KONTEKS.CO.ID – Tokoh PKI Nyoto hilang secara misterius pasca persitiwa G30S PKI.
Suatu ketika, sekelompok istri anggota Lekra — organisasi kebudayaan yang berafiliasi dengan Partai Komunis Indonesia (PKI), tengah memainkan permainan jelangkung untuk meminta nomor kode buntut.
Kesempatan bermain jelangkung itu lalu mereka manfaatkan untuk mencari informasi tentang misteri hilangnya Nyoto, tokoh nomor tiga di PKI.

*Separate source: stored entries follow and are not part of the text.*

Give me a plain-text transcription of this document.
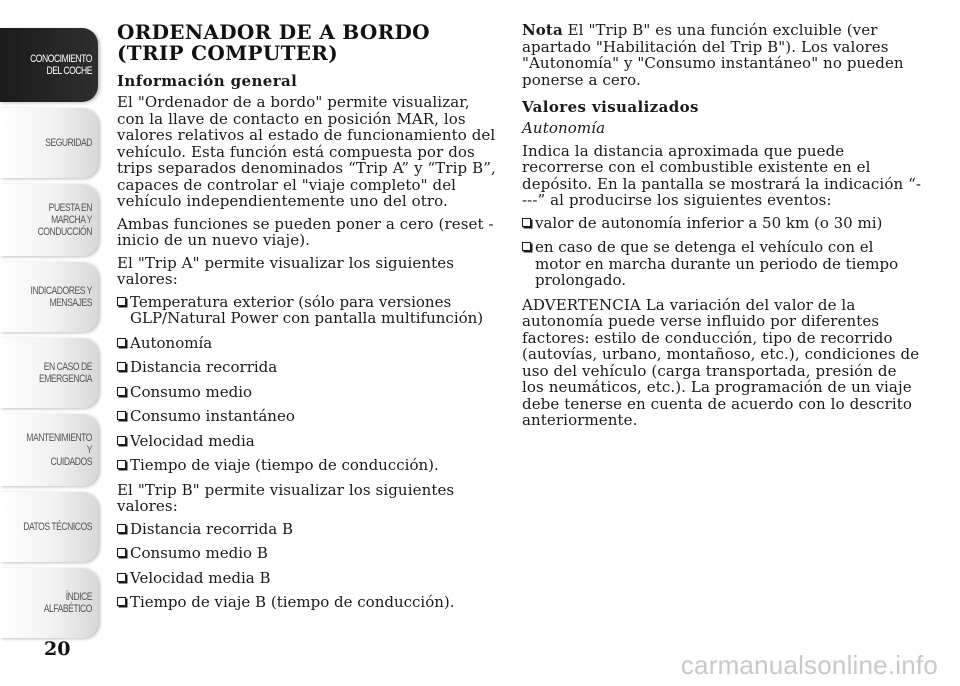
CONOCIMIENTO
DEL COCHE
SEGURIDAD
PUESTA EN
MARCHA Y
CONDUCCIÓN
INDICADORES Y
MENSAJES
EN CASO DE
EMERGENCIA
MANTENIMIENTO Y
CUIDADOS
DATOS TÉCNICOS
ÍNDICE
ALFABÉTICO
20
ORDENADOR DE A BORDO (TRIP COMPUTER)
Información general

El "Ordenador de a bordo" permite visualizar, con la llave de contacto en posición MAR, los valores relativos al estado de funcionamiento del vehículo. Esta función está compuesta por dos trips separados denominados “Trip A” y “Trip B”, capaces de controlar el "viaje completo" del vehículo independientemente uno del otro.

Ambas funciones se pueden poner a cero (reset - inicio de un nuevo viaje).

El "Trip A" permite visualizar los siguientes valores:

Temperatura exterior (sólo para versiones GLP/Natural Power con pantalla multifunción)
Autonomía
Distancia recorrida
Consumo medio
Consumo instantáneo
Velocidad media
Tiempo de viaje (tiempo de conducción).

El "Trip B" permite visualizar los siguientes valores:

Distancia recorrida B
Consumo medio B
Velocidad media B
Tiempo de viaje B (tiempo de conducción).

Nota El "Trip B" es una función excluible (ver apartado "Habilitación del Trip B"). Los valores "Autonomía" y "Consumo instantáneo" no pueden ponerse a cero.

Valores visualizados

Autonomía

Indica la distancia aproximada que puede recorrerse con el combustible existente en el depósito. En la pantalla se mostrará la indicación “----” al producirse los siguientes eventos:

valor de autonomía inferior a 50 km (o 30 mi)
en caso de que se detenga el vehículo con el motor en marcha durante un periodo de tiempo prolongado.

ADVERTENCIA La variación del valor de la autonomía puede verse influido por diferentes factores: estilo de conducción, tipo de recorrido (autovías, urbano, montañoso, etc.), condiciones de uso del vehículo (carga transportada, presión de los neumáticos, etc.). La programación de un viaje debe tenerse en cuenta de acuerdo con lo descrito anteriormente.

carmanualsonline.info
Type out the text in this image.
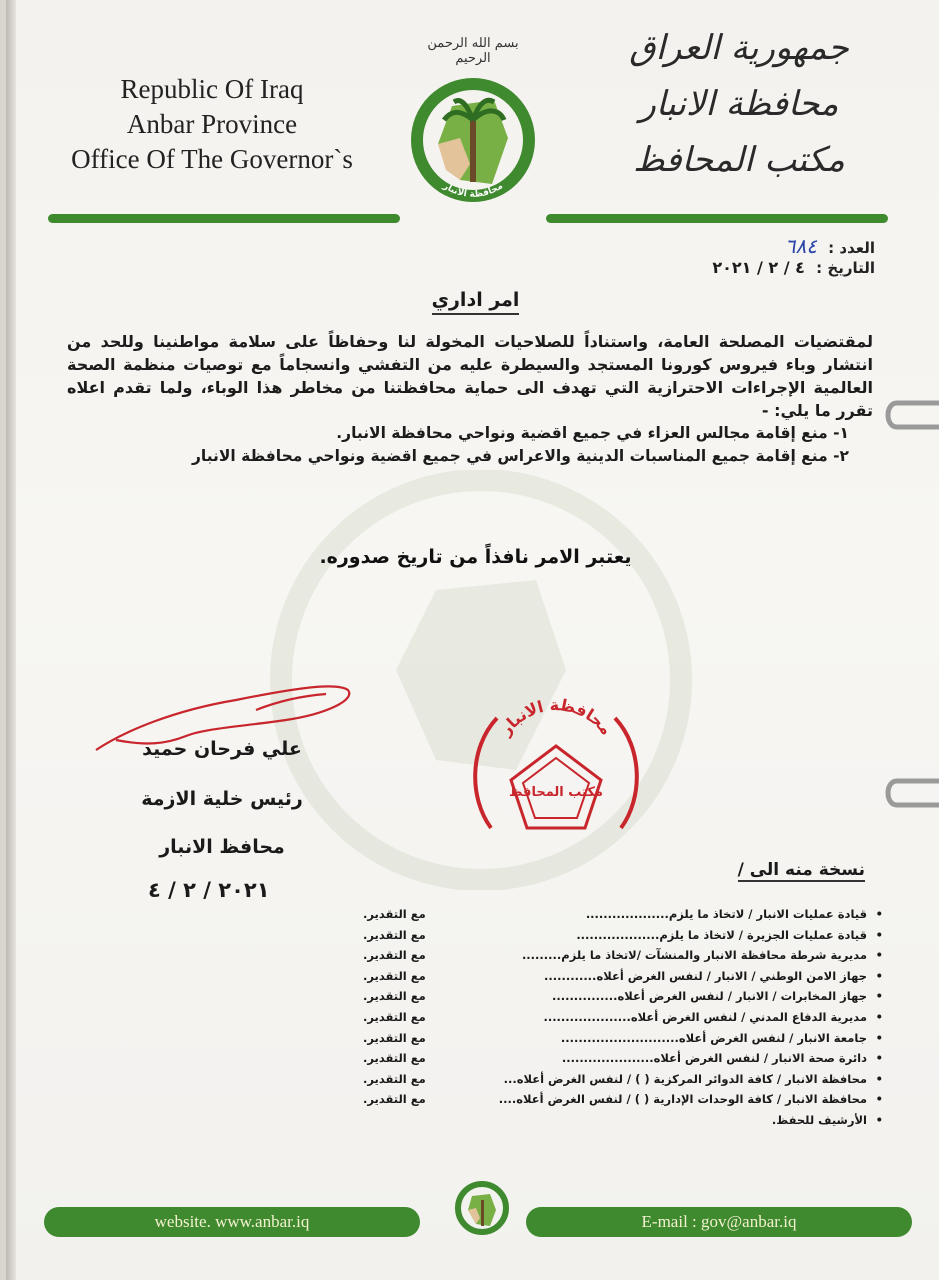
Republic Of Iraq
Anbar Province
Office Of The Governor`s
جمهورية العراق
محافظة الانبار
مكتب المحافظ
بسم الله الرحمن الرحيم
محافظة الانبار
العدد : ٦٨٤
التاريخ : ٤ / ٢ / ٢٠٢١
امر اداري

لمقتضيات المصلحة العامة، واستناداً للصلاحيات المخولة لنا وحفاظاً على سلامة مواطنينا وللحد من انتشار وباء فيروس كورونا المستجد والسيطرة عليه من التفشي وانسجاماً مع توصيات منظمة الصحة العالمية الإجراءات الاحترازية التي تهدف الى حماية محافظتنا من مخاطر هذا الوباء، ولما تقدم اعلاه تقرر ما يلي: -

١- منع إقامة مجالس العزاء في جميع اقضية ونواحي محافظة الانبار.

٢- منع إقامة جميع المناسبات الدينية والاعراس في جميع اقضية ونواحي محافظة الانبار

يعتبر الامر نافذاً من تاريخ صدوره.
علي فرحان حميد
رئيس خلية الازمة
محافظ الانبار
٢٠٢١ / ٢ / ٤
محافظة الانبار
مكتب المحافظ
نسخة منه الى /
•قيادة عمليات الانبار / لاتخاذ ما يلزم...................
مع التقدير.
•قيادة عمليات الجزيرة / لاتخاذ ما يلزم...................
مع التقدير.
•مديرية شرطة محافظة الانبار والمنشآت /لاتخاذ ما يلزم.........
مع التقدير.
•جهاز الامن الوطني / الانبار / لنفس الغرض أعلاه............
مع التقدير.
•جهاز المخابرات / الانبار / لنفس الغرض أعلاه...............
مع التقدير.
•مديرية الدفاع المدني / لنفس الغرض أعلاه....................
مع التقدير.
•جامعة الانبار / لنفس الغرض أعلاه...........................
مع التقدير.
•دائرة صحة الانبار / لنفس الغرض أعلاه.....................
مع التقدير.
•محافظة الانبار / كافة الدوائر المركزية ( ) / لنفس الغرض أعلاه...
مع التقدير.
•محافظة الانبار / كافة الوحدات الإدارية ( ) / لنفس الغرض أعلاه....
مع التقدير.
•الأرشيف للحفظ.
website. www.anbar.iq	E-mail : gov@anbar.iq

Jane Luyke, istri mendiang anggota Lekra Oey Hay Joon, ikut hadir di antara mereka yang bermain jelangkung tersebut.
Dalam wawancara dengan CNN Indonesia pada 30 September 2015, Jane menceritakan bahwa permainan jelangkung digelar di sebuah rumah di bilangan Jatinegara, Jakarta Timur. Awalnya, boneka jelangkung kemasukan roh yang mengaku orang Belanda bernama Meneer De Vrees.

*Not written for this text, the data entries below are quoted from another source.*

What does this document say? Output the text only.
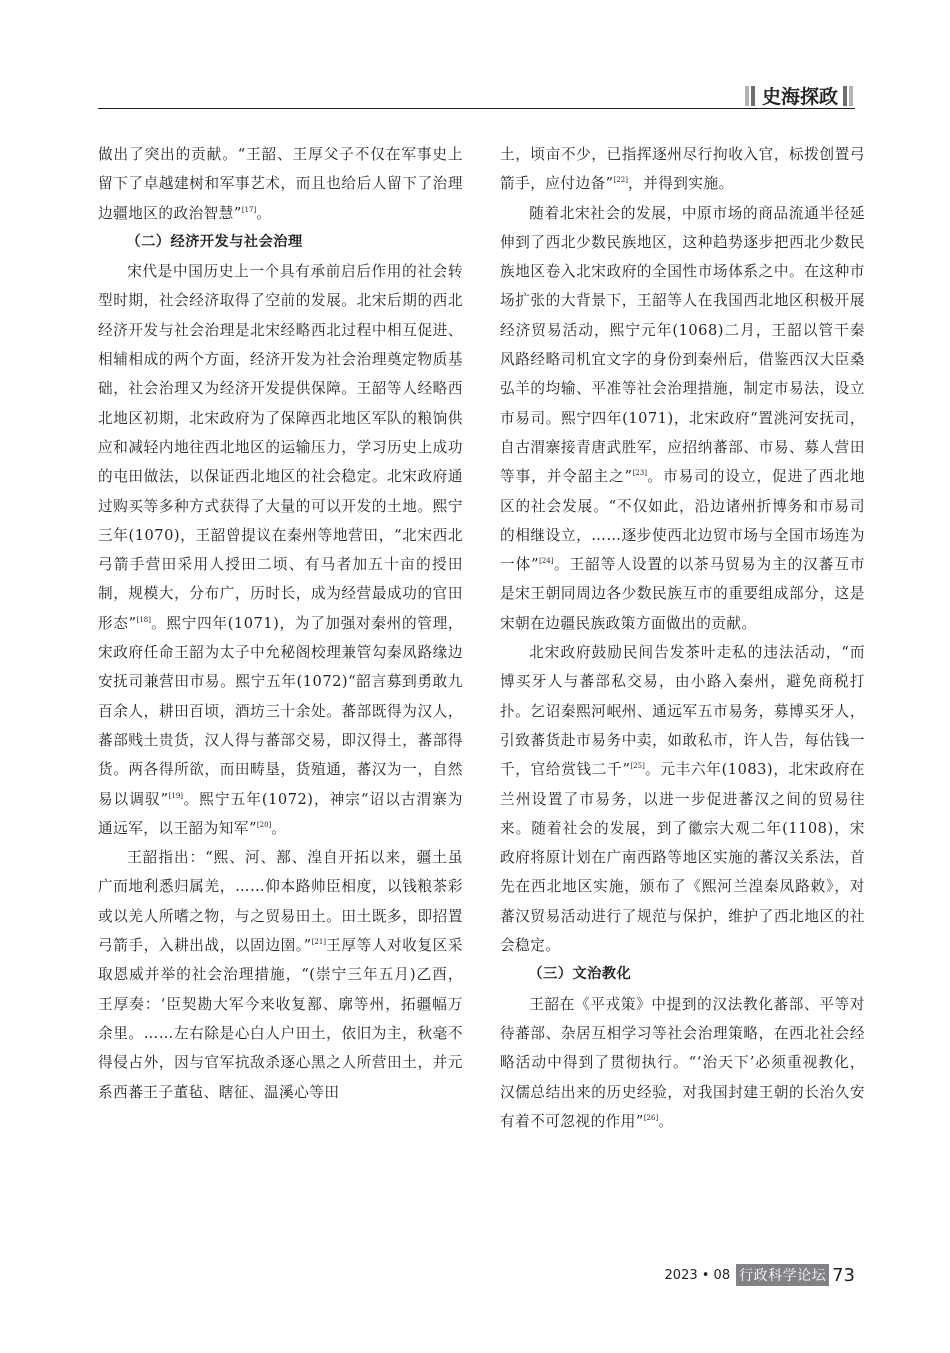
史海探政

做出了突出的贡献。“王韶、王厚父子不仅在军事史上留下了卓越建树和军事艺术，而且也给后人留下了治理边疆地区的政治智慧”[17]。

（二）经济开发与社会治理

宋代是中国历史上一个具有承前启后作用的社会转型时期，社会经济取得了空前的发展。北宋后期的西北经济开发与社会治理是北宋经略西北过程中相互促进、相辅相成的两个方面，经济开发为社会治理奠定物质基础，社会治理又为经济开发提供保障。王韶等人经略西北地区初期，北宋政府为了保障西北地区军队的粮饷供应和减轻内地往西北地区的运输压力，学习历史上成功的屯田做法，以保证西北地区的社会稳定。北宋政府通过购买等多种方式获得了大量的可以开发的土地。熙宁三年(1070)，王韶曾提议在秦州等地营田，“北宋西北弓箭手营田采用人授田二顷、有马者加五十亩的授田制，规模大，分布广，历时长，成为经营最成功的官田形态”[18]。熙宁四年(1071)，为了加强对秦州的管理，宋政府任命王韶为太子中允秘阁校理兼管勾秦凤路缘边安抚司兼营田市易。熙宁五年(1072)“韶言募到勇敢九百余人，耕田百顷，酒坊三十余处。蕃部既得为汉人，蕃部贱土贵货，汉人得与蕃部交易，即汉得土，蕃部得货。两各得所欲，而田畴垦，货殖通，蕃汉为一，自然易以调驭”[19]。熙宁五年(1072)，神宗“诏以古渭寨为通远军，以王韶为知军”[20]。

王韶指出：“熙、河、鄯、湟自开拓以来，疆土虽广而地利悉归属羌，……仰本路帅臣相度，以钱粮茶彩或以羌人所嗜之物，与之贸易田土。田土既多，即招置弓箭手，入耕出战，以固边圉。”[21]王厚等人对收复区采取恩威并举的社会治理措施，“(崇宁三年五月)乙酉，王厚奏：‘臣契勘大军今来收复鄯、廓等州，拓疆幅万余里。……左右除是心白人户田土，依旧为主，秋毫不得侵占外，因与官军抗敌杀逐心黑之人所营田土，并元系西蕃王子董毡、瞎征、温溪心等田

土，顷亩不少，已指挥逐州尽行拘收入官，标拨创置弓箭手，应付边备”[22]，并得到实施。

随着北宋社会的发展，中原市场的商品流通半径延伸到了西北少数民族地区，这种趋势逐步把西北少数民族地区卷入北宋政府的全国性市场体系之中。在这种市场扩张的大背景下，王韶等人在我国西北地区积极开展经济贸易活动，熙宁元年(1068)二月，王韶以管干秦风路经略司机宜文字的身份到秦州后，借鉴西汉大臣桑弘羊的均输、平准等社会治理措施，制定市易法，设立市易司。熙宁四年(1071)，北宋政府“置洮河安抚司，自古渭寨接青唐武胜军，应招纳蕃部、市易、募人营田等事，并令韶主之”[23]。市易司的设立，促进了西北地区的社会发展。“不仅如此，沿边诸州折博务和市易司的相继设立，……逐步使西北边贸市场与全国市场连为一体”[24]。王韶等人设置的以茶马贸易为主的汉蕃互市是宋王朝同周边各少数民族互市的重要组成部分，这是宋朝在边疆民族政策方面做出的贡献。

北宋政府鼓励民间告发茶叶走私的违法活动，“而博买牙人与蕃部私交易，由小路入秦州，避免商税打扑。乞诏秦熙河岷州、通远军五市易务，募博买牙人，引致蕃货赴市易务中卖，如敢私市，许人告，每估钱一千，官给赏钱二千”[25]。元丰六年(1083)，北宋政府在兰州设置了市易务，以进一步促进蕃汉之间的贸易往来。随着社会的发展，到了徽宗大观二年(1108)，宋政府将原计划在广南西路等地区实施的蕃汉关系法，首先在西北地区实施，颁布了《熙河兰湟秦凤路敕》，对蕃汉贸易活动进行了规范与保护，维护了西北地区的社会稳定。

（三）文治教化

王韶在《平戎策》中提到的汉法教化蕃部、平等对待蕃部、杂居互相学习等社会治理策略，在西北社会经略活动中得到了贯彻执行。“‘治天下’必须重视教化，汉儒总结出来的历史经验，对我国封建王朝的长治久安有着不可忽视的作用”[26]。

2023 • 08 行政科学论坛 73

Tak lama kemudian, teman Jane yang turut memegangi jelangkung itu iseng bertanya, “Saya punya kawan yang hilang, bisa tolong dicarikan? Namanya Nyoto.”
Nyoto adalah Wakil Ketua Komite Sentral PKI, orang kuat ketiga di Partai Komunis itu. Nyoto isendiri memang hilang sejak 6 Oktober 1965 usai mengikuti sidang Kabinet Dwikora yang di Istana Bogor.
Mendapat pertanyaan itu, tak lama boneka jelangkung tersebut kembali bergerak dan menuliskan nama dan tanda tangan Nyoto di kertas yang tersedia.
Tokoh PKI Nyoto yang Bernama Iramani
Teman-teman Jane tak percaya begitu saja. Mereka kembalibertanya kepada jelangkung nama alias Nyoto atau nama pena yang kerap dipakai saat membuat karya sastra.
“Jelangkung itu menulis nama Iramani,” ujar Jane. Para istri anggota Lekra ini terkejut, sebab nama pena Nyoto kala itu memang Iramani.
Mereka pun percaya bahwa petinggi PKI itu telah merasuk ke jelangkung. Lalu teman-teman Jane bertanya lagi, “Bagaimana bung, di mana saat ini?” Jelangkung itu kemudian menulis lagi, “Di dunia lain”.
Jelangkung itu kemudian kembali menulis permintaan para istri anggota Lekra menjaga anak-anak dan istri Nyoto. Teman Jane yang bermain jelangkung sontak keluar dan menangis menemui Jane. Mereka mengadukan apa yang terjadi.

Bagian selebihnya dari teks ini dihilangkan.